His response is returned with giggles. The girls glance at each other then eye him with shy but inquisitive stares.

"You held that monster Shan-Yu down so the Emperor could escape!" One of the girls exclaims, lowering her face a little but looking straight at him with large coquettish dark eyes.

He watches for a moment how the wind simultaneously lifts each of the girl's straight black hair from their shoulders. They wear brightly colored silk robes with alternating hues that compliment what the other is wearing. Together they make a pretty picture; he wishes he had brought his sketchbook.

"It was Fa Mulan that allowed the Emperor to escape." He tells them as he told many others from that first village he passed on his journey.

His comment does not phase them. "My father is inviting you to his house tonight to honor you." The prettiest one, Meigui, is definitely the boldest one of the group. "My father is a very important man, he has already talked to Fa Zhou about this, isn't that where you are staying? My father wanted to make sure you were not there for other reasons."

"You aren't suppose to meet him until then." The other girl pipes in. "We are going to be in trouble. We all are going to be in trouble."

Shang grins at the way the girl seems to emphasize every other word.

"Hush Xiu, I am not doing anything wrong..." Meigui pouts at her friend, and then with a face that has stared at itself too often in mirrors turns to him with a smile. "Am I Captain Li?"

"Of course not."

"See?" Meigui teases her friend.

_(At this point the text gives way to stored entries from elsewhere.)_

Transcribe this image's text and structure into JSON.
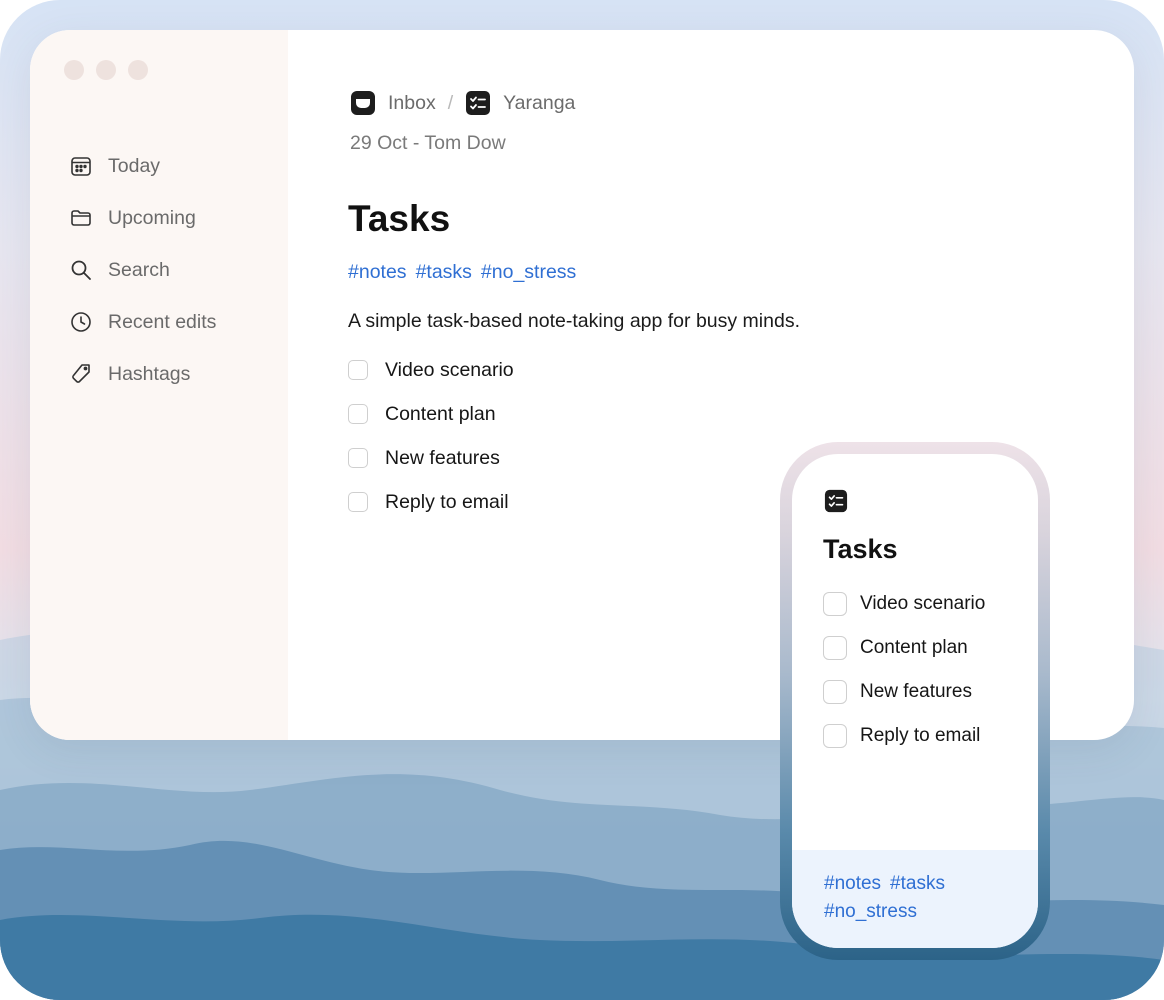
{
  "sidebar": {
    "items": [
      {
        "label": "Today",
        "icon": "calendar-icon"
      },
      {
        "label": "Upcoming",
        "icon": "folder-icon"
      },
      {
        "label": "Search",
        "icon": "search-icon"
      },
      {
        "label": "Recent edits",
        "icon": "clock-icon"
      },
      {
        "label": "Hashtags",
        "icon": "tag-icon"
      }
    ]
  },
  "breadcrumb": {
    "inbox": "Inbox",
    "separator": "/",
    "project": "Yaranga"
  },
  "note": {
    "meta": "29 Oct - Tom Dow",
    "title": "Tasks",
    "tags": [
      "#notes",
      "#tasks",
      "#no_stress"
    ],
    "description": "A simple task-based note-taking app for busy minds.",
    "tasks": [
      "Video scenario",
      "Content plan",
      "New features",
      "Reply to email"
    ]
  },
  "mobile": {
    "title": "Tasks",
    "tasks": [
      "Video scenario",
      "Content plan",
      "New features",
      "Reply to email"
    ],
    "tags": [
      "#notes",
      "#tasks",
      "#no_stress"
    ]
  },
  "colors": {
    "accent": "#2f6fd3",
    "sidebar_bg": "#fcf7f4",
    "mobile_footer_bg": "#ecf3fd"
  }
}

Shang half expects her to stick her tongue out a Xiu, but she doesn't. Instead she remains surprisely composed and regal. "You will make it tonight when my father asks?"

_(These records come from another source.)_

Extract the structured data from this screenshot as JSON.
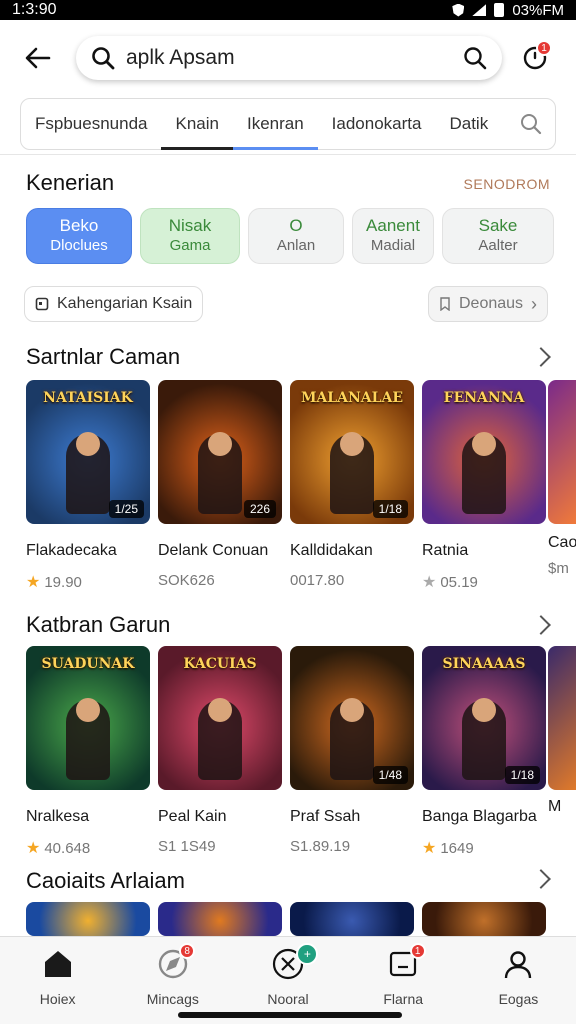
{
  "status": {
    "time": "1:3:90",
    "right_text": "03%FM"
  },
  "search": {
    "query": "aplk Apsam",
    "notif_badge": "1"
  },
  "tabs": [
    {
      "label": "Fspbuesnunda",
      "style": ""
    },
    {
      "label": "Knain",
      "style": "a1"
    },
    {
      "label": "Ikenran",
      "style": "a2"
    },
    {
      "label": "Iadonokarta",
      "style": ""
    },
    {
      "label": "Datik",
      "style": ""
    }
  ],
  "categories": {
    "title": "Kenerian",
    "see_all": "SENODROM",
    "chips": [
      {
        "line1": "Beko",
        "line2": "Dloclues",
        "style": "blue"
      },
      {
        "line1": "Nisak",
        "line2": "Gama",
        "style": "green"
      },
      {
        "line1": "O",
        "line2": "Anlan",
        "style": "g w100"
      },
      {
        "line1": "Aanent",
        "line2": "Madial",
        "style": "g w80"
      },
      {
        "line1": "Sake",
        "line2": "Aalter",
        "style": "g w112"
      }
    ],
    "left_pill": "Kahengarian Ksain",
    "right_pill": "Deonaus"
  },
  "sections": [
    {
      "title": "Sartnlar Caman",
      "games": [
        {
          "title_art": "NATAISIAK",
          "name": "Flakadecaka",
          "price": "19.90",
          "star": "gold",
          "tag": "1/25",
          "c1": "#1b3a66",
          "c2": "#3d7bd1"
        },
        {
          "title_art": "",
          "name": "Delank Conuan",
          "price": "SOK626",
          "star": "",
          "tag": "226",
          "c1": "#3a1a0a",
          "c2": "#e0621a"
        },
        {
          "title_art": "MALANALAE",
          "name": "Kalldidakan",
          "price": "0017.80",
          "star": "",
          "tag": "1/18",
          "c1": "#7a3a0a",
          "c2": "#f0a030"
        },
        {
          "title_art": "FENANNA",
          "name": "Ratnia",
          "price": "05.19",
          "star": "grey",
          "tag": "",
          "c1": "#5a2a8a",
          "c2": "#e2643a"
        }
      ],
      "partial": {
        "name": "Cao",
        "price": "$m"
      }
    },
    {
      "title": "Katbran Garun",
      "games": [
        {
          "title_art": "SUADUNAK",
          "name": "Nralkesa",
          "price": "40.648",
          "star": "gold",
          "tag": "",
          "c1": "#0e3a2a",
          "c2": "#4aa84a"
        },
        {
          "title_art": "KACUIAS",
          "name": "Peal Kain",
          "price": "S1 1S49",
          "star": "",
          "tag": "",
          "c1": "#5a1a2a",
          "c2": "#e04a6a"
        },
        {
          "title_art": "",
          "name": "Praf Ssah",
          "price": "S1.89.19",
          "star": "",
          "tag": "1/48",
          "c1": "#2a1a0a",
          "c2": "#d06a20"
        },
        {
          "title_art": "SINAAAAS",
          "name": "Banga Blagarba",
          "price": "1649",
          "star": "gold",
          "tag": "1/18",
          "c1": "#2a1a4a",
          "c2": "#c0507a"
        }
      ],
      "partial": {
        "name": "M",
        "price": ""
      }
    },
    {
      "title": "Caoiaits Arlaiam",
      "games": [
        {
          "c1": "#1a4aa0",
          "c2": "#f0b030"
        },
        {
          "c1": "#2a2a8a",
          "c2": "#e07a20"
        },
        {
          "c1": "#0a1a4a",
          "c2": "#3a5ab0"
        },
        {
          "c1": "#3a1a0a",
          "c2": "#c0702a"
        }
      ]
    }
  ],
  "bottom_nav": [
    {
      "label": "Hoiex",
      "icon": "home-icon",
      "badge": ""
    },
    {
      "label": "Mincags",
      "icon": "compass-icon",
      "badge": "8"
    },
    {
      "label": "Nooral",
      "icon": "x-circle-icon",
      "badge": "+"
    },
    {
      "label": "Flarna",
      "icon": "notification-icon",
      "badge": "1"
    },
    {
      "label": "Eogas",
      "icon": "profile-icon",
      "badge": ""
    }
  ]
}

"I was hoping to start my travels tonight," Shang feels a little bad for disappointing her.

"I've been told that one should never start a journey at night. Besides my father was so hoping to talk to you, he was friends with your father. So were the fathers of Xiu, Feilang and Hua." Her smooth upturned palm points to her friends. She is standing a foot farther past her three shyer companions.

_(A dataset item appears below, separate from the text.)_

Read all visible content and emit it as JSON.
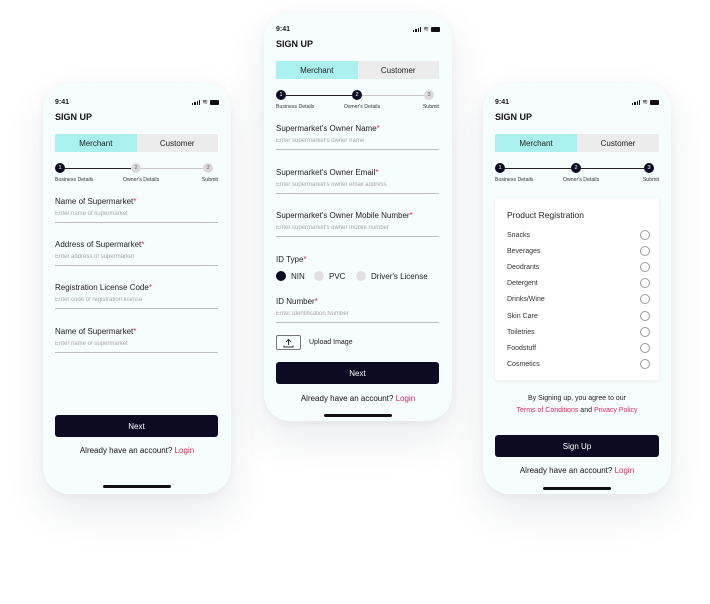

"We all grew up with stories of your fine house." Xiu is talking now. " Do you remember General Chou? My dad told us how mischievious and wild you were as a little boy."

Shang laughs then, his first real laugh in months. He remembers a simplier time when he wasn't so anxious to be groomed into the family's profession. "Yes, I guess I was," he says. "and I remember your father well. Neither he or my dad were too impressed with me back then."

"Our fathers are certainly impressed with you now." Meigui tells him. "They would be honored to see you again."

A hand cart wheels periously close to Meigui and Shang has to pull her closer to get her out of the way. "Be careful," he warns her.

Meigui doesn't move back, she stays near him, but he doesn't hear her reply. Something makes him turn his attention back up to the stage. Mulan stands there with her hands on her hips, as slender and uncertain as the day he first saw her (him). This time there is also a shadow in her expression, as if that something that forever linked them, that something that started in another time and place, is broken; trouble comes down like a curtain between them.

When she hurriedly leaves the stage he calls out to her, but the noise from the crowd seems to increase, drowning out his voice.